Hopkins officials said that BIG had been selected over three other teams that competed for the commission and that the project represents an effort to give Hopkins a new kind of “non-academic gathering spot” that the campus doesn’t currently have. In its announcement on November 2 in the online publication The Hub, the school did not immediately name the other firms in its competition.

The project’s location at Charles and 33rd streets has been controversial because Hopkins intends to demolish a 19-year-old arts center from Williams and Tsien, the firm also designing the Obama Presidential Center in Chicago and other high-profile projects.

The Mattin Center will be the second major 2001 arts project from Williams and Tsien to be torn down, after the Museum of Modern Art razed the American Folk Art Museum in Manhattan in 2014 to make way for its most recent expansion.
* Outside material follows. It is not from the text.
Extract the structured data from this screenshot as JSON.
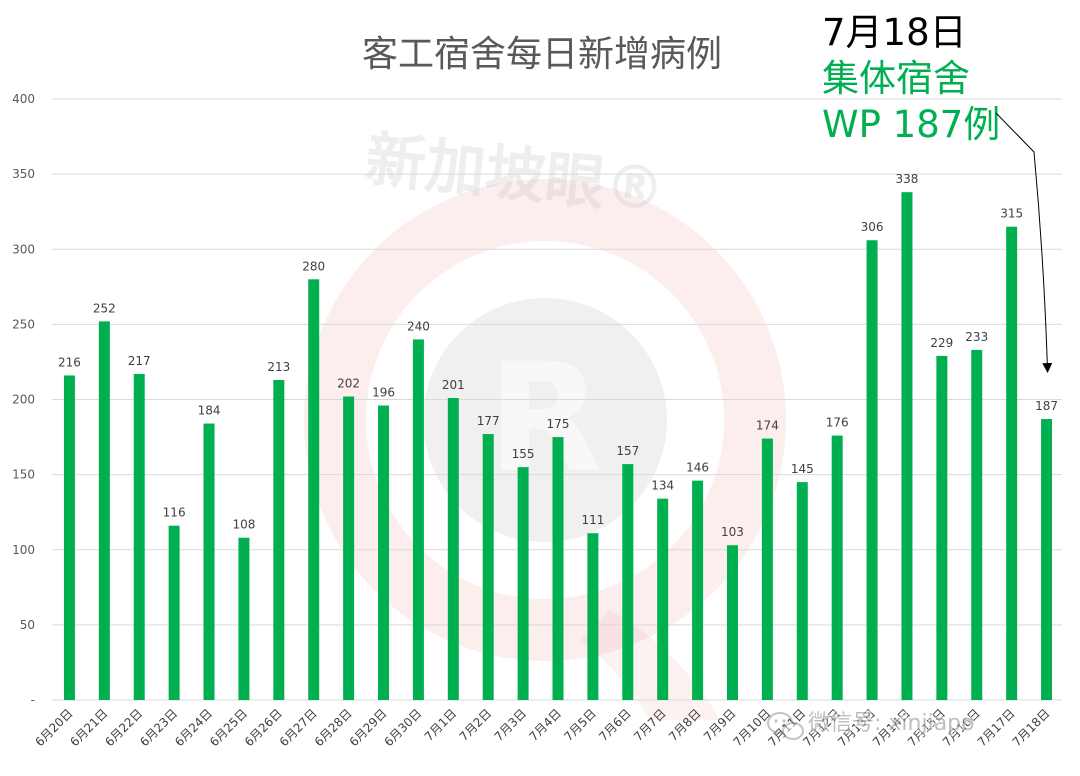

Williams and Tsien made a public plea for Hopkins to consult with them and incorporate their buildings into the new center, but that ultimately seems to not have happened. Tod Williams Billie Tsien Architects declined to comment on BIG’s selection.

Hopkins doesn’t have a traditional student union the way many campuses do. Planners say they want this building, dubbed “the Village” by BIG in press materials, to be a “social engagement hub” for all members of the Hopkins community. According to Karen Lancaster, Hopkins’s assistant vice president for external relations, the project is expected to be almost entirely donor-funded and result in the creation of 2,000 construction jobs.

According to The Hub, the new student center will span approximately 150,000 square feet, including themed lounges; art and enrichment spaces; locations for student resources and support services; a performing space seating up to 200, and dining options.

Other members of the design team include Shepley Bulfinch as the architect of record and Rockwell Group acting as the interior designer. Michael Van Valkenburgh Associates will serve as the landscape architect.

Initial renderings indicate that BIG’s building will be very different from Mattin Center, a 50,000-square-foot complex situated on a hill slightly above Charles Street, the main road leading to campus.

Students in front of the Johns Hopkins campus
An exterior rendering of the entrance to the Village. (Courtesy BIG)

Instead of setting the building above street level, BIG has proposed cutting into the hill and create a building that has a main entrance at street level and opens up to Charles Street. Instead of a brick facade, the new building’s curtain wall will seemingly be mostly glass.

The building’s massing, seemingly a series of interlocking volumes cascading down the hill, will form a bridge from the main campus to the Charles Village neighborhood to the east. The flat roofs will have solar panels for energy efficiency, and their different heights and sizes will hint at the programming inside. A central plaza will provide a setting for exhibits, performances, and vendors, including food trucks.

The team of BIG, Shepley Bulfinch, and Rockwell Group is the latest of several prominent architects that Hopkins has hired for its major construction projects, all moving ahead during the pandemic.

Interior rendering of a square student center decked out in timber
Inside the Village, timber will play a prominent role (Courtesy BIG)

The university is currently working with the Renzo Piano Building Workshop and Ayers Saint Gross of Baltimore to design a home for its Stavros Niarchos Foundation Agora Institute in Baltimore, and has tapped Ennead Architects, SmithGroup and Rockwell Group to convert the former Newseum Building in Washington, D. C., to a center for its graduate programs there.